The second misfortune is that for three years no crop has been harvested. Last year, 1668, a great many Indians perished of hunger, lying dead along the roads, in the ravines, and in their hovels. There were pueblos, like Las Humanas, where more than four hundred and fifty died of hunger. The same calamity still prevails, for, because there is no money, there is not a fanege of maize or wheat in all the kingdom. As a result the Spaniards, men as well as women, have sustained themselves for two years on the cowhides they have in their houses to sit on. They roast them and eat them. And the greatest woe of all is that they can no longer find a bit of leather to eat.¹

Hunger finally drove both the Pueblo Indians and the Spaniards from the area. Las Humanas was one of the first villages to be abandoned. Early archaeologists found the mass burial of the 450 victims of starvation described by Juan Bernal. The surviving Indians had gone to live with cultural relatives in other pueblos. In 1680, the Puebloans north of the Salinas Province, in an uncharacteristic show of unity, revolted and expelled the Spaniards from New Mexico. In the general exodus of Indians and Spaniards, the survivors of Las Humanas and other pueblos moved south to the area of El Paso, Texas. Absorbed by Indian communities there, they became the only linguistic group among the Pueblo Indians during the historic period to lose their language and their homeland. Today we know of them mainly from written reports of the Spaniards, from what archaeologists can piece together from evidence uncovered from the ancient village, and from the remembered stories of their scattered kin.
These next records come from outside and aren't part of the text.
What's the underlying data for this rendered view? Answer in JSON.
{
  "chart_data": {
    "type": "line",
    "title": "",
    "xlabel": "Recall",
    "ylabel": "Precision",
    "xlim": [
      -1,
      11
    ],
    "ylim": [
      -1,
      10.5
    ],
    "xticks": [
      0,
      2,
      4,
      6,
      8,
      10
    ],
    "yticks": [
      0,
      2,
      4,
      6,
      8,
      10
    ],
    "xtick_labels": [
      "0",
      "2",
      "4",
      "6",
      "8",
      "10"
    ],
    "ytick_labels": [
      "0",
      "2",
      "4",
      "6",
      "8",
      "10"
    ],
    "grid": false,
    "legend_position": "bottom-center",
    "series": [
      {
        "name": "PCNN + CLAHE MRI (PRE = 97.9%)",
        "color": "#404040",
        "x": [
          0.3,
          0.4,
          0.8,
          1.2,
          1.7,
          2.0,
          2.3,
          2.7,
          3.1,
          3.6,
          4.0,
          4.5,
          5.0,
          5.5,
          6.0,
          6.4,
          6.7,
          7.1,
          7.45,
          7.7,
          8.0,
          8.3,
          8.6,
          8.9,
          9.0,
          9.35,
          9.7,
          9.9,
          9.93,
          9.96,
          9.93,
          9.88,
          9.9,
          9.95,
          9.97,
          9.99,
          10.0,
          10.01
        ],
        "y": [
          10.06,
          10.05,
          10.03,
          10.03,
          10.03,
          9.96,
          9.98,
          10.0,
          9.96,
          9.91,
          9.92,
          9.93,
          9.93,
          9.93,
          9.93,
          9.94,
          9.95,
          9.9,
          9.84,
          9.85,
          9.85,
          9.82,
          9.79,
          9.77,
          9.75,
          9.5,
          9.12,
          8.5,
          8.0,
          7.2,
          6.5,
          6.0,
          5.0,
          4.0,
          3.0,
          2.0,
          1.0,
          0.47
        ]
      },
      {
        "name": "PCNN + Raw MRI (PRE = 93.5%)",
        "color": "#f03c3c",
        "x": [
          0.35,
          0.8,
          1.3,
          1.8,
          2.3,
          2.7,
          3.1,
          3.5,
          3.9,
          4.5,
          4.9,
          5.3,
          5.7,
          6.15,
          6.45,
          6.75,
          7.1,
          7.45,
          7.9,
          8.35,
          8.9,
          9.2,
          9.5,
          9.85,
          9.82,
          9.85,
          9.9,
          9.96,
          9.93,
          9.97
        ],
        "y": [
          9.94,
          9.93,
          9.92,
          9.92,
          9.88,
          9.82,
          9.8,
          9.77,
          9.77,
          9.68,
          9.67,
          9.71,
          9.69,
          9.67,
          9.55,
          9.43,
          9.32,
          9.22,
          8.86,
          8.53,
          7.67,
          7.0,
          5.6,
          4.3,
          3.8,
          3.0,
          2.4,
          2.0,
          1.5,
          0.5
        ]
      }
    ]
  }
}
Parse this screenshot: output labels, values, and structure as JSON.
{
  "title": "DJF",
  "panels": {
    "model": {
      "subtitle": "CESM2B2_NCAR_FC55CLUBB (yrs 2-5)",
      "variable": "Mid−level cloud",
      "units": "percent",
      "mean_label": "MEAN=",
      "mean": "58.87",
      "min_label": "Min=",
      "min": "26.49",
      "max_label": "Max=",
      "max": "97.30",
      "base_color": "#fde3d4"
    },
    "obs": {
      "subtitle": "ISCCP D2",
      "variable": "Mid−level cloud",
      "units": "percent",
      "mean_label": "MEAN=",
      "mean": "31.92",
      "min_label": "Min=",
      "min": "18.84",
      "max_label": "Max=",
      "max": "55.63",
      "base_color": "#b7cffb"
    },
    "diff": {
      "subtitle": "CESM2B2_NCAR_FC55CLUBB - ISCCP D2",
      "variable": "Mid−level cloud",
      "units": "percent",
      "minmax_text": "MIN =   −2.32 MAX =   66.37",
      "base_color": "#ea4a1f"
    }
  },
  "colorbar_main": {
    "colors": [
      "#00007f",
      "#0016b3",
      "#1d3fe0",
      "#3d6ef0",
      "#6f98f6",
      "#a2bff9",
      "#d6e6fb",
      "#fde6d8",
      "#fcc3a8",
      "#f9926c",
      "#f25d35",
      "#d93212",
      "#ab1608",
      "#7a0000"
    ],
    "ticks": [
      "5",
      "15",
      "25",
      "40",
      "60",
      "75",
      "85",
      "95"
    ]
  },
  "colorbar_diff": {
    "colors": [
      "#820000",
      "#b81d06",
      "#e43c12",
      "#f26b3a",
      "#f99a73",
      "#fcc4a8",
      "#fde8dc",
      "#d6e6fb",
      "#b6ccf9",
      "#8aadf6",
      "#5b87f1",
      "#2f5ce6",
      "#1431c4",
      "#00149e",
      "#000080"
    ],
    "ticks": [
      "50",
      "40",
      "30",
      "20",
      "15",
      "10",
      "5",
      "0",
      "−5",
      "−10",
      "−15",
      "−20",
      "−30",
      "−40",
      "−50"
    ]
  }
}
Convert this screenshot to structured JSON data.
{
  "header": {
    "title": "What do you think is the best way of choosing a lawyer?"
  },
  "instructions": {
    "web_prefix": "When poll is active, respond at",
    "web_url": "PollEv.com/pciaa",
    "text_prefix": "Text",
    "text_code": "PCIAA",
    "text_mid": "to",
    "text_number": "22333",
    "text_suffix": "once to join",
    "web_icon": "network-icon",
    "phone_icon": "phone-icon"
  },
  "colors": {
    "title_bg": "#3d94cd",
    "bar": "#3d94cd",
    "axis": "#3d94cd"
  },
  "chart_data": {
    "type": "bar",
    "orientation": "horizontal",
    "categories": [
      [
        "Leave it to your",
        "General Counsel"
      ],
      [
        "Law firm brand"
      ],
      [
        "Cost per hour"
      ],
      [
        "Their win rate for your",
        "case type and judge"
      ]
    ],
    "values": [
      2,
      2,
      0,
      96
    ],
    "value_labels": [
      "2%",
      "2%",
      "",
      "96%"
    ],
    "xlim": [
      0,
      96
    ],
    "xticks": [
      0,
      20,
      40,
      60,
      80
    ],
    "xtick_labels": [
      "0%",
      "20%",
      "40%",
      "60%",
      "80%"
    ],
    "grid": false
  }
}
The pueblo of Las Humanas did not receive its current name until after it had been abandoned. In 1540, explorer Coronado had unsuccessfully sought the fabled land of "Quivira" on the Great Plains. The name "Gran Quivira" became fixed in New Mexican folklore as the place where a fortune could be found. No one knows why the ruins of Las Humanas began to be called Gran Quivira, however, because no treasure existed there.

Reading 2 was compiled from "Gran Quivira," a trail guide prepared by the Southwest Parks and Monuments Association, 2nd edition, 1994; Dan Murphy, Salinas Pueblo Missions (Tucson, Ariz.: Southwest Parks and Monuments Association, 1993): and the text of an exhibit at the Gran Quivira Museum, Salinas Pueblo Missions National Monument, prepared on September 25, 1985.

¹As cited in Charles Wilson Hackett, ed., "Historical Documents Relating to New Mexico, Nuevo Vizcaya and Approaches Thereto, to 1773," Carnegie Institution of Washington Publication No. 330, Vol. 3 (Washington, DC: 1937).